The bigger news comes from the Bronx, where it appears that 16-term Rep. Eliot Engel (D-Bronx) has gone down to defeat. He trails former middle school principal Jamaal Bowman, 61-34 percent district-wide, and even lags far behind in Westchester County (58-35 percent), the area of the district that was supposed to be Engel’s stronghold. If the absentee ballots don’t change this outcome, Engel will be the fourth House incumbent to be denied re-nomination. He will join Reps. Dan Lipinski (D-IL), Steve King (R-IA), and Denver Riggleman (D-VA) in the defeated category.
Rep. Carolyn Maloney (D-Manhattan) is not out of the woods, and absentee ballots could decide this race. She leads her principle challenger, hotel executive Suraj Patel, by just 648 votes, a 40-39 percentage split with just over 40,000 votes reported.
In the other Bronx competitive districts, Rep. Alexandria Ocasio-Cortez easily won her Democratic primary with 70 percent of the counted vote. In the two area open seats, New York City Councilman Ritchie Torres has a large lead in the crowded Democratic primary to replace retiring Rep. Jose Serrano (D-Bronx), while attorney Mondaire Jones is well ahead, better than 2:1 over his closest opponent, in the eight-person Democratic primary to replace retiring Rep. Nita Lowey (D-Harrison).
In other races of note, Rep. Yvette Clarke (D-Brooklyn), who had a close call in the 2018 primary, looks to be topping 60 percent of the vote in last night’s reported returns. A very tight three-way Democratic primary in the 1st District means that absentee ballots will decide the winner. Perry Gershon, the 2018 Democratic nominee, has only a 164-vote lead toward earning a re-match with Rep. Lee Zeldin (R-Shirley).
On the Republican side, state Assemblyman Andrew Garbarino (R-Bayport) is an easy winner in the race to replace retiring Rep. Peter King (R-Seaford) in the state’s 2nd District. He will face local town official Jackie Gordon who was a landslide winner in the Democratic primary.
Elsewhere, state Assemblywoman Nicole Malliotakis, in the Staten Island-Brooklyn seat, will officially challenge freshman Rep. Max Rose (D-Staten Island). Rematches will occur in the Upstate 22nd District where former Rep. Claudia Tenney (R) will return to challenge freshman Rep. Anthony Brindisi (D-Utica), while college professor Dana Balter (D) easily earned another shot at attempting to unseat Rep. John Katko (R-Syracuse).
Another race clearly undecided is in the Upstate 19th District where fashion company owner Ola Hawatmeh has a 475-vote lead over attorney Kyle Van de Water in the GOP primary with the bulk of ballots still to count. The winner will challenge freshman Rep. Antonio Delgado (D-Rhinebeck).
Turning to North Carolina, a clear win was recorded in the 11th District Republican runoff to replace former representative and current White House chief of staff Mark Meadows.

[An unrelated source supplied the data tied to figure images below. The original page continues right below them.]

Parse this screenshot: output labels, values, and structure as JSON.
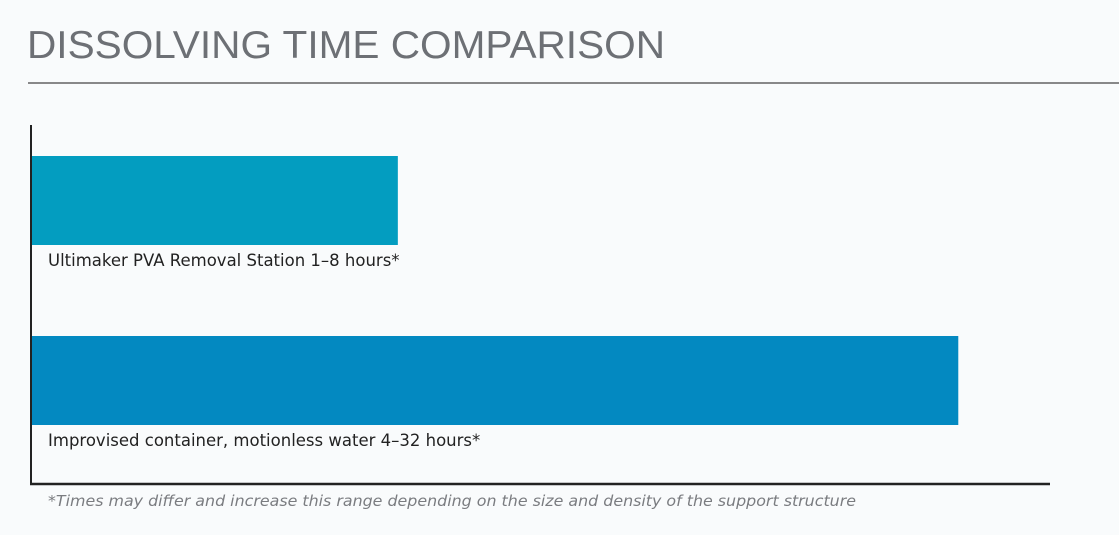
{
  "chart_data": {
    "type": "bar",
    "orientation": "horizontal",
    "title": "DISSOLVING TIME COMPARISON",
    "categories": [
      "Ultimaker PVA Removal Station 1–8 hours*",
      "Improvised container, motionless water 4–32 hours*"
    ],
    "ranges_hours": [
      [
        1,
        8
      ],
      [
        4,
        32
      ]
    ],
    "bar_fill": [
      0.36,
      0.91
    ],
    "colors": [
      "#039dc0",
      "#0389c1"
    ],
    "footnote": "*Times may differ and increase this range depending on the size and density of the support structure",
    "xlabel": "",
    "ylabel": "",
    "grid": false,
    "legend": "none"
  }
}
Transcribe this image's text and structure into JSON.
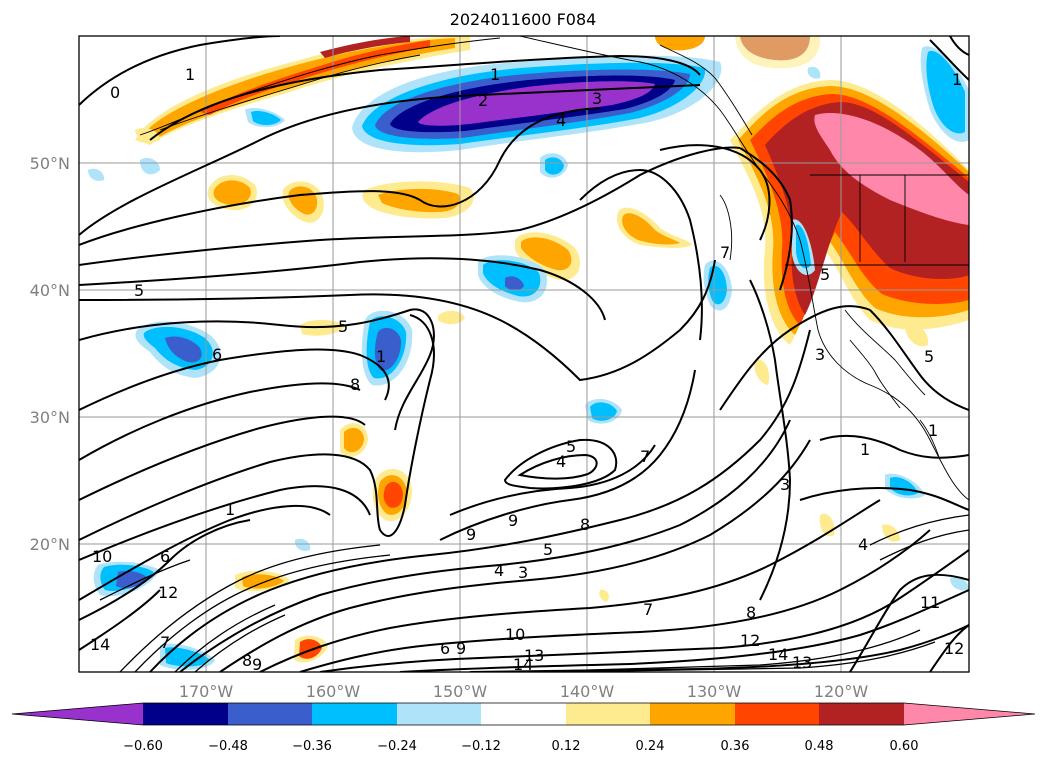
{
  "title": "2024011600 F084",
  "lat_labels": [
    "50°N",
    "40°N",
    "30°N",
    "20°N"
  ],
  "lon_labels": [
    "170°W",
    "160°W",
    "150°W",
    "140°W",
    "130°W",
    "120°W"
  ],
  "colorbar": {
    "ticks": [
      "−0.60",
      "−0.48",
      "−0.36",
      "−0.24",
      "−0.12",
      "0.12",
      "0.24",
      "0.36",
      "0.48",
      "0.60"
    ],
    "colors": [
      "#9932cc",
      "#00008b",
      "#3a5fcd",
      "#00bfff",
      "#aee3fa",
      "#ffffff",
      "#ffeb8f",
      "#ffa500",
      "#ff4500",
      "#b22222",
      "#ff88aa"
    ]
  },
  "colors": {
    "purple": "#9932cc",
    "navy": "#00008b",
    "royal": "#3a5fcd",
    "sky": "#00bfff",
    "lightblue": "#aee3fa",
    "lightyellow": "#ffeb8f",
    "orange": "#ffa500",
    "redorange": "#ff4500",
    "firebrick": "#b22222",
    "pink": "#ff88aa"
  },
  "contour_labels": [
    {
      "text": "0"
    },
    {
      "text": "1"
    },
    {
      "text": "1"
    },
    {
      "text": "2"
    },
    {
      "text": "3"
    },
    {
      "text": "4"
    },
    {
      "text": "5"
    },
    {
      "text": "5"
    },
    {
      "text": "6"
    },
    {
      "text": "1"
    },
    {
      "text": "8"
    },
    {
      "text": "5"
    },
    {
      "text": "4"
    },
    {
      "text": "7"
    },
    {
      "text": "9"
    },
    {
      "text": "9"
    },
    {
      "text": "8"
    },
    {
      "text": "5"
    },
    {
      "text": "4"
    },
    {
      "text": "3"
    },
    {
      "text": "10"
    },
    {
      "text": "6"
    },
    {
      "text": "12"
    },
    {
      "text": "14"
    },
    {
      "text": "7"
    },
    {
      "text": "8"
    },
    {
      "text": "9"
    },
    {
      "text": "6"
    },
    {
      "text": "9"
    },
    {
      "text": "10"
    },
    {
      "text": "13"
    },
    {
      "text": "14"
    },
    {
      "text": "7"
    },
    {
      "text": "8"
    },
    {
      "text": "12"
    },
    {
      "text": "14"
    },
    {
      "text": "13"
    },
    {
      "text": "3"
    },
    {
      "text": "1"
    },
    {
      "text": "1"
    },
    {
      "text": "5"
    },
    {
      "text": "4"
    },
    {
      "text": "11"
    },
    {
      "text": "12"
    },
    {
      "text": "5"
    },
    {
      "text": "1"
    },
    {
      "text": "3"
    },
    {
      "text": "7"
    },
    {
      "text": "1"
    }
  ]
}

Despite Meadows’ and President Trump’s endorsement of former Haywood County Republican Party chair Lynda Bennett, real estate investment company owner Madison Cawthorn, just over the minimum 25 year age requirement and who is confined to a wheelchair because of a near fatal car crash eight years ago, scored a landslide 66-34 percent victory to win the party nomination. He becomes a big favorite to defeat Democratic nominee Moe Davis, a retired US Air Force colonel, in the general election.

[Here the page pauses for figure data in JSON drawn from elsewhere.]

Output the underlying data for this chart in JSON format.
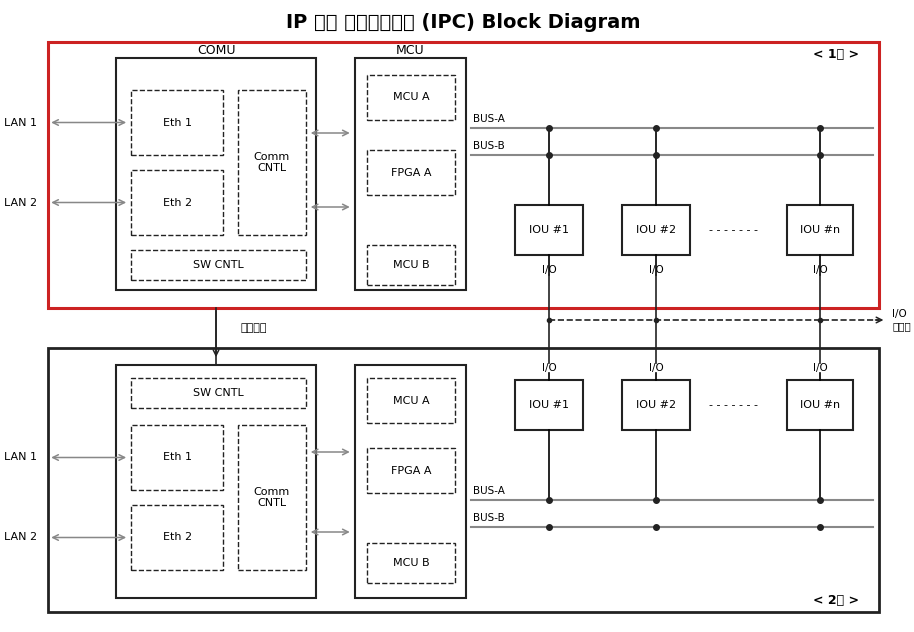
{
  "title": "IP 기반 전자연동장치 (IPC) Block Diagram",
  "layer1_label": "< 1계 >",
  "layer2_label": "< 2계 >",
  "comu_label": "COMU",
  "mcu_label": "MCU",
  "bus_a": "BUS-A",
  "bus_b": "BUS-B",
  "절체제어": "절체제어",
  "io_단자반": "I/O\n단자반",
  "gray": "#888888",
  "red": "#cc2222",
  "black": "#222222",
  "white": "#ffffff"
}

In Virginia, the 5th District Democratic voters easily nominated local physician Cameron Webb to compete in what is now an open seat. Assuming the Virginia Board of Elections grants Republican Bob Good is a waiver after missing the candidate filing deadline despite winning the Republican district convention, the two will square off in what could now become a competitive general election campaign.
In the Virginia Beach-anchored 2nd District, former representative Scott Taylor (R) won the Republican primary but in unimpressive form with only 48 percent of the vote against two opponents. He will now earn a re-match with freshman Rep. Elaine Luria (D-Norfolk).